Confederate Major General, b. 1820 d. 1863.

A native of Port Gibson, Mississippi, Van Dorn attended West Point and graduated in 1842. He served in the United States Army as a cavalry officer for eighteen years until the outbreak of the American Civil War. He then took his allegiance to the Confederacy and was appointed a colonel.

Within weeks of his appointment, he was promoted to major general. His skills and vision as a cavalry commander were said to be unmatched throughout the Confederate command. He was given command of the Confederate Army along the Mississippi river and lost two battles while in command. In both the battles of Pea Ridge and Corinth he was overmatched. In December of that year he conceived and successfully carried out a raid of a Union supply depot in Holly Springs, Mississippi as part of his strategic plan to drive out the Union Army by cutting off their supply lines.

Van Dorn's efforts did not go unnoticed. Robert E. Lee called him one of the most brilliant strategic commanders of the war, although Confederate leadership tended to look more on wins and losses as a way to judge commanders.

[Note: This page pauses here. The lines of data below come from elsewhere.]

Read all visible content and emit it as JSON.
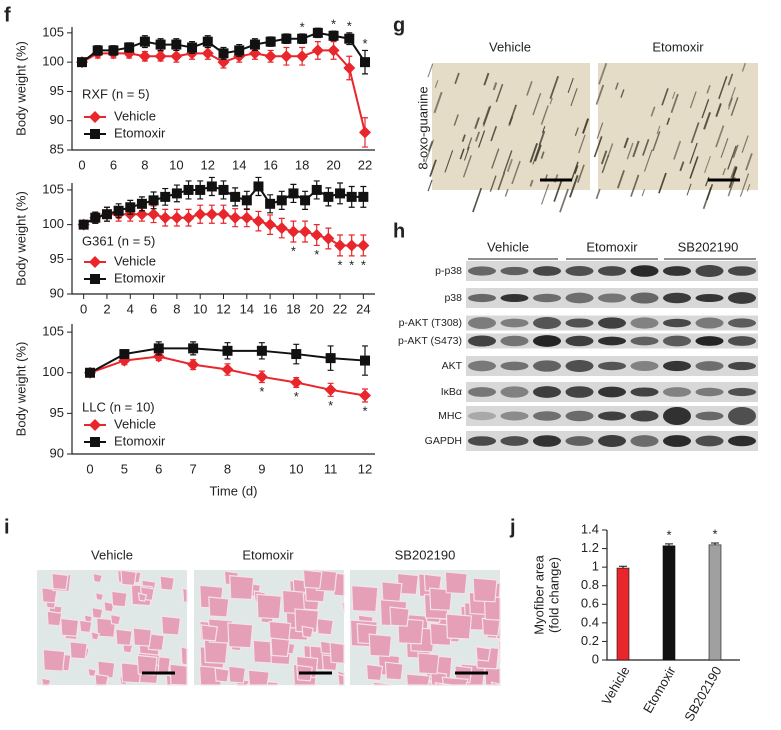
{
  "chart_data": [
    {
      "type": "line",
      "panel_label": "f",
      "title": "RXF (n = 5)",
      "ylabel": "Body weight (%)",
      "categories": [
        "0",
        null,
        "6",
        null,
        "8",
        null,
        "10",
        null,
        "12",
        null,
        "14",
        null,
        "16",
        null,
        "18",
        null,
        "20",
        null,
        "22"
      ],
      "ylim": [
        85,
        106
      ],
      "yticks": [
        85,
        90,
        95,
        100,
        105
      ],
      "series": [
        {
          "name": "Vehicle",
          "color": "#e8262b",
          "marker": "diamond",
          "values": [
            100,
            101.5,
            101.5,
            101.5,
            101,
            101,
            101,
            101.5,
            101.5,
            100,
            101,
            101.5,
            101,
            101,
            101,
            102,
            102,
            99,
            88
          ],
          "errors": [
            0.3,
            0.8,
            0.8,
            0.8,
            0.8,
            0.8,
            1,
            1,
            1,
            1,
            1,
            1,
            1,
            1.5,
            1.5,
            1.5,
            1.5,
            2,
            2.5
          ],
          "significance": [
            null,
            null,
            null,
            null,
            null,
            null,
            null,
            null,
            null,
            null,
            null,
            null,
            null,
            null,
            "*",
            null,
            "*",
            "*",
            "*"
          ]
        },
        {
          "name": "Etomoxir",
          "color": "#111111",
          "marker": "square",
          "values": [
            100,
            102,
            102,
            102.5,
            103.5,
            103,
            103,
            102.5,
            103.5,
            101.5,
            102,
            103,
            103.5,
            104,
            104,
            105,
            104.5,
            104,
            100
          ],
          "errors": [
            0.3,
            0.8,
            0.8,
            0.8,
            1,
            1,
            1,
            1,
            1,
            1,
            1,
            1,
            0.8,
            0.8,
            0.8,
            0.8,
            0.8,
            1,
            2
          ]
        }
      ]
    },
    {
      "type": "line",
      "title": "G361 (n = 5)",
      "ylabel": "Body weight (%)",
      "x": [
        0,
        1,
        2,
        3,
        4,
        5,
        6,
        7,
        8,
        9,
        10,
        11,
        12,
        13,
        14,
        15,
        16,
        17,
        18,
        19,
        20,
        21,
        22,
        23,
        24
      ],
      "xlim": [
        -1,
        25
      ],
      "xticks": [
        0,
        2,
        4,
        6,
        8,
        10,
        12,
        14,
        16,
        18,
        20,
        22,
        24
      ],
      "ylim": [
        90,
        106
      ],
      "yticks": [
        90,
        95,
        100,
        105
      ],
      "series": [
        {
          "name": "Vehicle",
          "color": "#e8262b",
          "marker": "diamond",
          "values": [
            100,
            101,
            101.5,
            101.5,
            101.5,
            101.5,
            101.5,
            101,
            101,
            101,
            101.5,
            101.5,
            101.5,
            101,
            101,
            100.5,
            100,
            99.5,
            99,
            99,
            98.5,
            98,
            97,
            97,
            97
          ],
          "errors": [
            0.3,
            0.8,
            1,
            1,
            1,
            1,
            1.2,
            1.2,
            1.2,
            1.2,
            1.3,
            1.3,
            1.3,
            1.3,
            1.3,
            1.4,
            1.4,
            1.4,
            1.5,
            1.5,
            1.5,
            1.5,
            1.5,
            1.5,
            1.5
          ],
          "significance": [
            null,
            null,
            null,
            null,
            null,
            null,
            null,
            null,
            null,
            null,
            null,
            null,
            null,
            null,
            null,
            null,
            null,
            null,
            "*",
            null,
            "*",
            null,
            "*",
            "*",
            "*"
          ]
        },
        {
          "name": "Etomoxir",
          "color": "#111111",
          "marker": "square",
          "values": [
            100,
            101,
            101.5,
            102,
            102.5,
            103,
            103.5,
            104,
            104.5,
            105,
            105,
            105.5,
            105,
            104,
            103.5,
            105.5,
            103,
            103.5,
            104.5,
            103.5,
            105,
            104,
            104.5,
            104,
            104
          ],
          "errors": [
            0.3,
            0.8,
            1,
            1,
            1,
            1,
            1.2,
            1.2,
            1.2,
            1.3,
            1.3,
            1.3,
            1.3,
            1.3,
            1.3,
            1.3,
            1.3,
            1.3,
            1.3,
            1.3,
            1.3,
            1.3,
            1.5,
            1.5,
            1.5
          ]
        }
      ]
    },
    {
      "type": "line",
      "title": "LLC (n = 10)",
      "ylabel": "Body weight (%)",
      "xlabel": "Time (d)",
      "categories": [
        "0",
        "5",
        "6",
        "7",
        "8",
        "9",
        "10",
        "11",
        "12"
      ],
      "ylim": [
        90,
        106
      ],
      "yticks": [
        90,
        95,
        100,
        105
      ],
      "series": [
        {
          "name": "Vehicle",
          "color": "#e8262b",
          "marker": "diamond",
          "values": [
            100,
            101.5,
            102,
            101,
            100.4,
            99.5,
            98.8,
            97.9,
            97.2
          ],
          "errors": [
            0.3,
            0.5,
            0.5,
            0.6,
            0.7,
            0.7,
            0.6,
            0.8,
            0.8
          ],
          "significance": [
            null,
            null,
            null,
            null,
            null,
            "*",
            "*",
            "*",
            "*"
          ]
        },
        {
          "name": "Etomoxir",
          "color": "#111111",
          "marker": "square",
          "values": [
            100,
            102.3,
            103,
            103,
            102.7,
            102.7,
            102.3,
            101.8,
            101.5
          ],
          "errors": [
            0.3,
            0.5,
            0.8,
            0.8,
            1,
            1,
            1.2,
            1.5,
            1.8
          ]
        }
      ]
    },
    {
      "type": "bar",
      "panel_label": "j",
      "ylabel": [
        "Myofiber area",
        "(fold change)"
      ],
      "categories": [
        "Vehicle",
        "Etomoxir",
        "SB202190"
      ],
      "values": [
        0.99,
        1.23,
        1.24
      ],
      "errors": [
        0.02,
        0.02,
        0.02
      ],
      "colors": [
        "#e8262b",
        "#111111",
        "#a0a0a0"
      ],
      "significance": [
        null,
        "*",
        "*"
      ],
      "ylim": [
        0,
        1.4
      ],
      "yticks": [
        0,
        0.2,
        0.4,
        0.6,
        0.8,
        1.0,
        1.2,
        1.4
      ]
    }
  ],
  "panel_g": {
    "label": "g",
    "stain": "8-oxo-guanine",
    "columns": [
      "Vehicle",
      "Etomoxir"
    ]
  },
  "panel_h": {
    "label": "h",
    "groups": [
      "Vehicle",
      "Etomoxir",
      "SB202190"
    ],
    "rows": [
      "p-p38",
      "p38",
      "p-AKT (T308)",
      "p-AKT (S473)",
      "AKT",
      "IκBα",
      "MHC",
      "GAPDH"
    ]
  },
  "panel_i": {
    "label": "i",
    "columns": [
      "Vehicle",
      "Etomoxir",
      "SB202190"
    ]
  }
}
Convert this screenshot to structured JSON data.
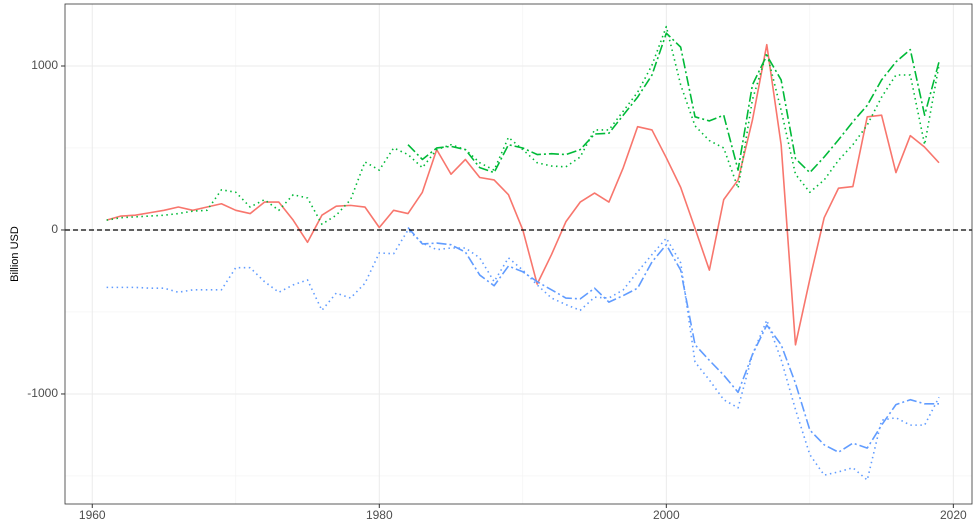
{
  "chart_data": {
    "type": "line",
    "y_label": "Billion USD",
    "x": [
      1961,
      1962,
      1963,
      1964,
      1965,
      1966,
      1967,
      1968,
      1969,
      1970,
      1971,
      1972,
      1973,
      1974,
      1975,
      1976,
      1977,
      1978,
      1979,
      1980,
      1981,
      1982,
      1983,
      1984,
      1985,
      1986,
      1987,
      1988,
      1989,
      1990,
      1991,
      1992,
      1993,
      1994,
      1995,
      1996,
      1997,
      1998,
      1999,
      2000,
      2001,
      2002,
      2003,
      2004,
      2005,
      2006,
      2007,
      2008,
      2009,
      2010,
      2011,
      2012,
      2013,
      2014,
      2015,
      2016,
      2017,
      2018,
      2019
    ],
    "series": [
      {
        "color": "#F8766D",
        "dash": "solid",
        "values": [
          60,
          85,
          90,
          105,
          120,
          140,
          120,
          140,
          160,
          120,
          100,
          170,
          170,
          60,
          -75,
          90,
          145,
          150,
          140,
          15,
          120,
          100,
          230,
          490,
          340,
          430,
          320,
          305,
          215,
          0,
          -330,
          -150,
          50,
          170,
          225,
          170,
          380,
          630,
          610,
          440,
          260,
          10,
          -245,
          185,
          305,
          670,
          1130,
          520,
          -700,
          -300,
          75,
          255,
          265,
          690,
          700,
          350,
          575,
          505,
          410
        ]
      },
      {
        "color": "#00BA38",
        "dash": "dotdash",
        "values": [
          null,
          null,
          null,
          null,
          null,
          null,
          null,
          null,
          null,
          null,
          null,
          null,
          null,
          null,
          null,
          null,
          null,
          null,
          null,
          null,
          null,
          520,
          430,
          500,
          510,
          490,
          380,
          350,
          520,
          500,
          460,
          465,
          460,
          490,
          585,
          590,
          700,
          810,
          945,
          1200,
          1115,
          690,
          665,
          700,
          365,
          885,
          1065,
          915,
          435,
          350,
          445,
          550,
          660,
          760,
          915,
          1025,
          1100,
          700,
          1025
        ]
      },
      {
        "color": "#00BA38",
        "dash": "dotted",
        "values": [
          60,
          75,
          80,
          85,
          90,
          100,
          115,
          120,
          245,
          230,
          140,
          185,
          120,
          215,
          195,
          35,
          90,
          185,
          415,
          365,
          500,
          460,
          380,
          490,
          520,
          490,
          410,
          365,
          565,
          490,
          410,
          390,
          385,
          445,
          610,
          610,
          725,
          840,
          1005,
          1240,
          885,
          635,
          545,
          500,
          255,
          795,
          1080,
          730,
          340,
          230,
          305,
          425,
          520,
          640,
          810,
          945,
          945,
          520,
          1005
        ]
      },
      {
        "color": "#619CFF",
        "dash": "dotdash",
        "values": [
          null,
          null,
          null,
          null,
          null,
          null,
          null,
          null,
          null,
          null,
          null,
          null,
          null,
          null,
          null,
          null,
          null,
          null,
          null,
          null,
          null,
          15,
          -85,
          -80,
          -90,
          -135,
          -275,
          -340,
          -220,
          -255,
          -315,
          -365,
          -415,
          -420,
          -355,
          -440,
          -400,
          -355,
          -195,
          -90,
          -245,
          -700,
          -795,
          -885,
          -990,
          -760,
          -580,
          -700,
          -935,
          -1220,
          -1310,
          -1355,
          -1300,
          -1330,
          -1190,
          -1065,
          -1035,
          -1060,
          -1060
        ]
      },
      {
        "color": "#619CFF",
        "dash": "dotted",
        "values": [
          -350,
          -350,
          -350,
          -355,
          -355,
          -380,
          -365,
          -365,
          -365,
          -230,
          -230,
          -315,
          -380,
          -335,
          -305,
          -490,
          -385,
          -415,
          -325,
          -140,
          -145,
          0,
          -80,
          -120,
          -110,
          -110,
          -170,
          -315,
          -170,
          -245,
          -335,
          -415,
          -455,
          -490,
          -410,
          -415,
          -365,
          -255,
          -150,
          -50,
          -200,
          -805,
          -915,
          -1035,
          -1085,
          -760,
          -550,
          -790,
          -1095,
          -1370,
          -1495,
          -1475,
          -1450,
          -1525,
          -1160,
          -1145,
          -1190,
          -1190,
          -1020
        ]
      }
    ],
    "hline": 0,
    "xlim": [
      1958.1,
      2021.3
    ],
    "ylim": [
      -1671,
      1378
    ],
    "xticks": [
      1960,
      1980,
      2000,
      2020
    ],
    "yticks": [
      -1000,
      0,
      1000
    ],
    "grid": true
  }
}
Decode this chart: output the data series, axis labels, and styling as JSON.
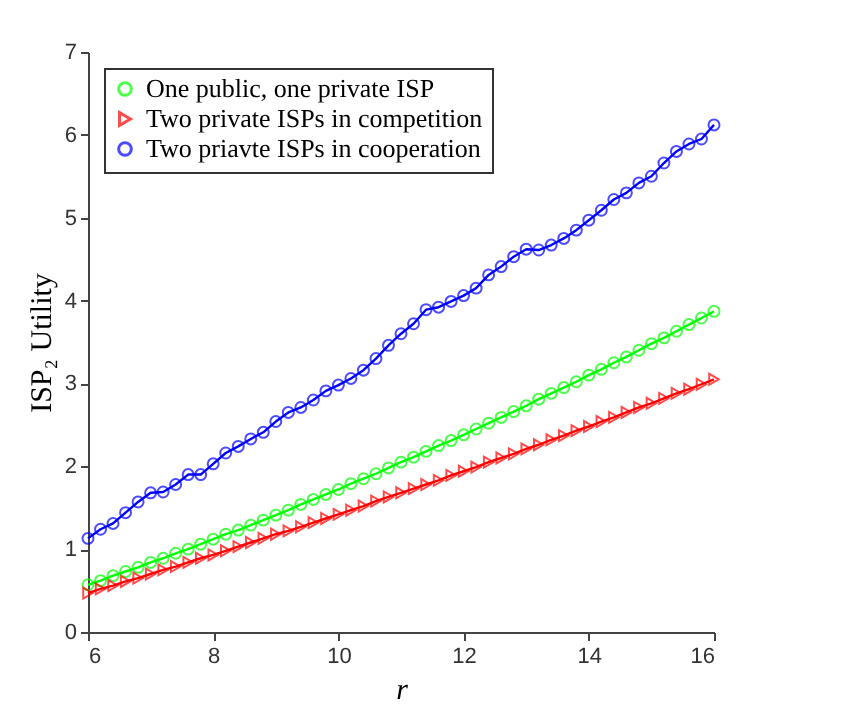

What Earl Van Dorn might have accomplished later in the war became a great unknown. Aside from his military skill and knowledge, Van Dorn was infamous as a womanizer. He did not much care for lonely nights on the battlefield, and often went into town looking for ladies. In May of 1863 a jealous husband, with whose wife Van Dorn had warmed one of his evenings, appeared at his military headquarters and shot him to death.